Lawyers at five firms were called in to advise on Sinclair Broadcast Group's $985 million purchase of a group of television stations from Allbritton Communications Company, the parent company of Politico, as the ongoing consolidation in the television industry continues to benefit the legal sector.

In a deal announced Monday, Sinclair has agreed to acquire seven ABC local affiliates, as well as NewsChannel 8—a 24-hour cable news network that covers Washington, D.C.—from Arlington, Virginia–based Allbritton. The ABC stations include affiliates in Alabama, Arkansas, Oklahoma, Pennsylvania, South Carolina, and Virginia, as well as the network's coveted Washington, D.C. affiliate, WJLA. The New York Times notes that the size of the deal—which outpaced by about $100 million some analysts' predictions from what the stations would fetch went they went up for sale in May—reflects the appeal of WJLA, which is located in one of the country's top television markets.

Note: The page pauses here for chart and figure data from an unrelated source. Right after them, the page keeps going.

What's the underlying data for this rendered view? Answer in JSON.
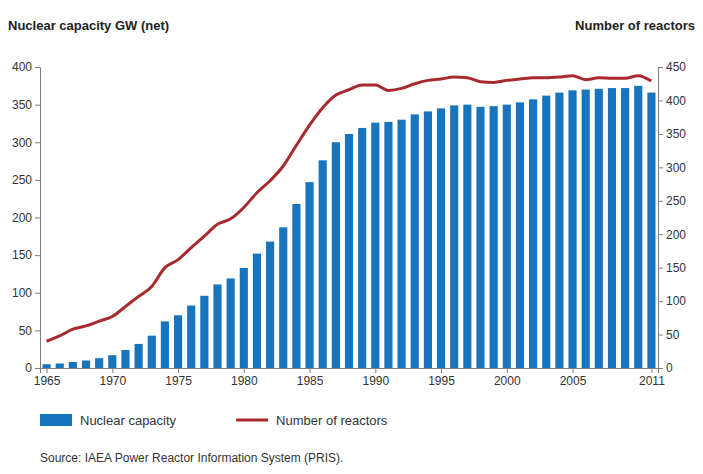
{
  "chart_data": {
    "type": "bar",
    "ylabel": "Nuclear capacity GW (net)",
    "y2label": "Number of reactors",
    "source": "Source: IAEA Power Reactor Information System (PRIS).",
    "x": [
      1965,
      1966,
      1967,
      1968,
      1969,
      1970,
      1971,
      1972,
      1973,
      1974,
      1975,
      1976,
      1977,
      1978,
      1979,
      1980,
      1981,
      1982,
      1983,
      1984,
      1985,
      1986,
      1987,
      1988,
      1989,
      1990,
      1991,
      1992,
      1993,
      1994,
      1995,
      1996,
      1997,
      1998,
      1999,
      2000,
      2001,
      2002,
      2003,
      2004,
      2005,
      2006,
      2007,
      2008,
      2009,
      2010,
      2011
    ],
    "xlim": [
      1964.5,
      2011.5
    ],
    "xticks": [
      1965,
      1970,
      1975,
      1980,
      1985,
      1990,
      1995,
      2000,
      2005,
      2011
    ],
    "ylim": [
      0,
      400
    ],
    "yticks": [
      0,
      50,
      100,
      150,
      200,
      250,
      300,
      350,
      400
    ],
    "y2lim": [
      0,
      450
    ],
    "y2ticks": [
      0,
      50,
      100,
      150,
      200,
      250,
      300,
      350,
      400,
      450
    ],
    "grid": false,
    "legend": "bottom",
    "series": [
      {
        "name": "Nuclear capacity",
        "type": "bar",
        "color": "#1874bd",
        "values": [
          5,
          6,
          8,
          10,
          13,
          17,
          24,
          32,
          43,
          62,
          70,
          83,
          96,
          111,
          119,
          133,
          152,
          168,
          187,
          218,
          247,
          276,
          300,
          311,
          319,
          326,
          327,
          330,
          337,
          341,
          345,
          349,
          350,
          347,
          348,
          350,
          353,
          357,
          362,
          366,
          369,
          370,
          371,
          372,
          372,
          375,
          366
        ]
      },
      {
        "name": "Number of reactors",
        "type": "line",
        "color": "#a82a2e",
        "axis": "y2",
        "values": [
          40,
          48,
          58,
          63,
          70,
          77,
          92,
          107,
          122,
          150,
          162,
          180,
          197,
          215,
          223,
          240,
          262,
          280,
          302,
          333,
          363,
          389,
          408,
          416,
          423,
          423,
          415,
          418,
          425,
          430,
          432,
          435,
          434,
          428,
          427,
          430,
          432,
          434,
          434,
          435,
          437,
          431,
          434,
          433,
          433,
          437,
          429
        ]
      }
    ]
  }
}
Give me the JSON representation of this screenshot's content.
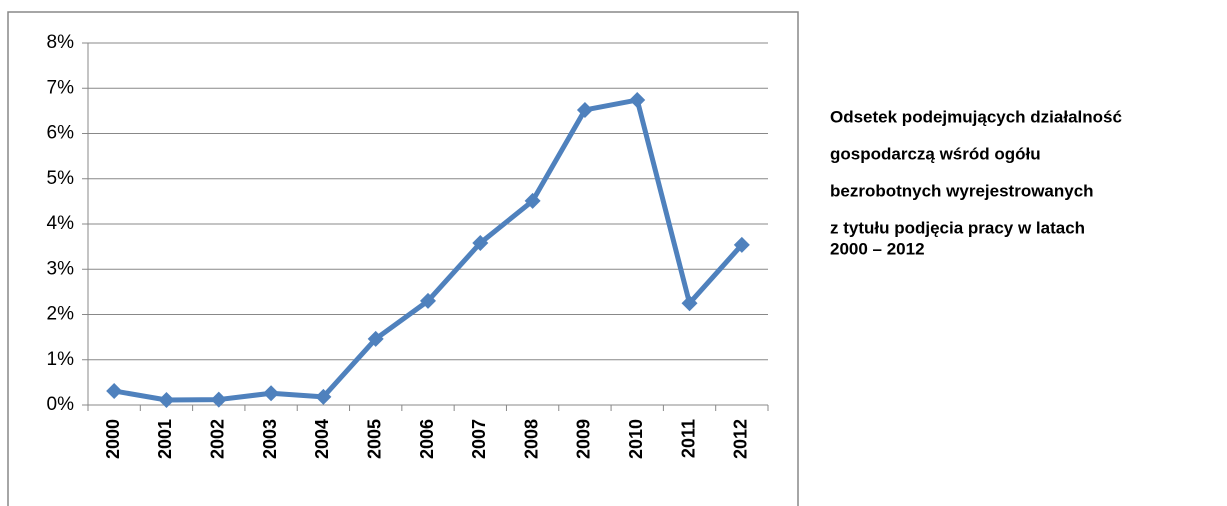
{
  "chart_data": {
    "type": "line",
    "title_lines": [
      "Odsetek podejmujących działalność",
      "gospodarczą wśród ogółu",
      "bezrobotnych wyrejestrowanych",
      "z tytułu podjęcia pracy w latach",
      "2000 – 2012"
    ],
    "categories": [
      "2000",
      "2001",
      "2002",
      "2003",
      "2004",
      "2005",
      "2006",
      "2007",
      "2008",
      "2009",
      "2010",
      "2011",
      "2012"
    ],
    "values": [
      0.31,
      0.11,
      0.12,
      0.26,
      0.18,
      1.46,
      2.3,
      3.58,
      4.51,
      6.52,
      6.74,
      2.25,
      3.54
    ],
    "color": "#4f81bd",
    "ylim": [
      0,
      8
    ],
    "yticks": [
      {
        "value": 0,
        "label": "0%"
      },
      {
        "value": 1,
        "label": "1%"
      },
      {
        "value": 2,
        "label": "2%"
      },
      {
        "value": 3,
        "label": "3%"
      },
      {
        "value": 4,
        "label": "4%"
      },
      {
        "value": 5,
        "label": "5%"
      },
      {
        "value": 6,
        "label": "6%"
      },
      {
        "value": 7,
        "label": "7%"
      },
      {
        "value": 8,
        "label": "8%"
      }
    ],
    "grid": true
  }
}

Sinclair, which is based in Hunt Valley, Maryland, acquired four stations owned by TTBG LLC last month for roughly $115.35 million as part of the company's efforts to actively expand its television holdings. The New York Times adds that Sinclair has spent about $2 billion on a series of similar smaller deals since the start of 2012, not including the acquisition of the Allbritton stations.

Other companies have also been snapping up television assets, with the Tribune Company paying $2.73 billion for 19 television stations owned by Local TV Holdings earlier this month in a deal that came on the heels of Gannett's $2.2 billion purchase of broadcaster Belo Corp. in June.

Sinclair expects to complete its deal with Allbritton before the end of the year, pending antitrust clearance and the approval of the Federal Communications Commission.

Attorneys at Greenberg Traurig and Pillsbury Winthrop Shaw Pittman are advising Sinclair on the deal, with Greenberg's team led by Atlanta-based corporate partner James Altenbach.

Washington, D.C.–based Pillsbury communications law partners Clifford Harrington and Miles Mason are providing FCC advice to Sinclair and will work to obtain the commission's approval of the deal. The firm has advised the broadcasting company on various litigation and corporate matters in the past, including last month's deal with TTBG.

A source close to the transaction tells The Am Law Daily that Sinclair attorney David Gibber is leading the company's in-house team. Barry Faber is Sinclair's general counsel.

Paul Hastings is advising Allbritton on the sale, along with attorneys from Dow Lohnes and Norton Rose Fulbright. The Paul Hastings team is led by media M&A partner Eric Dodson Greenberg and associate Scott Oross. Antitrust chair Michael P.A. Cohen and employment partner Mark Poerio are also advising. Other Paul Hastings associates on the deal are Matthew Gibson, Laura McGurty, Matthew Stoker, and Michael Wise.

The deal marks the second major broadcasting deal Paul Hastings has landed a role on in recent months. The firm also advised Gannett on its Belo purchase along with a team led by M&A partner Greenberg.

Dow Lohnes is advising Allbritton on regulatory matters involving the FCC and the U.S. Department of Justice. The firm's team includes communications partners John Feore, Michael Basile, and John Logan, as well as antitrust partner Parker Erkmann.

Meanwhile, Norton Rose Fulbright tax head John Allender is serving as tax counsel to the Allbritton family, which owns the parent company of Allbritton Communications.

Jerald Fritz is Allbritton's vice president for legal and strategic affairs. Before joining the company in 1987, Fritz served as chief of staff and legal counsel to the chairman of the FCC.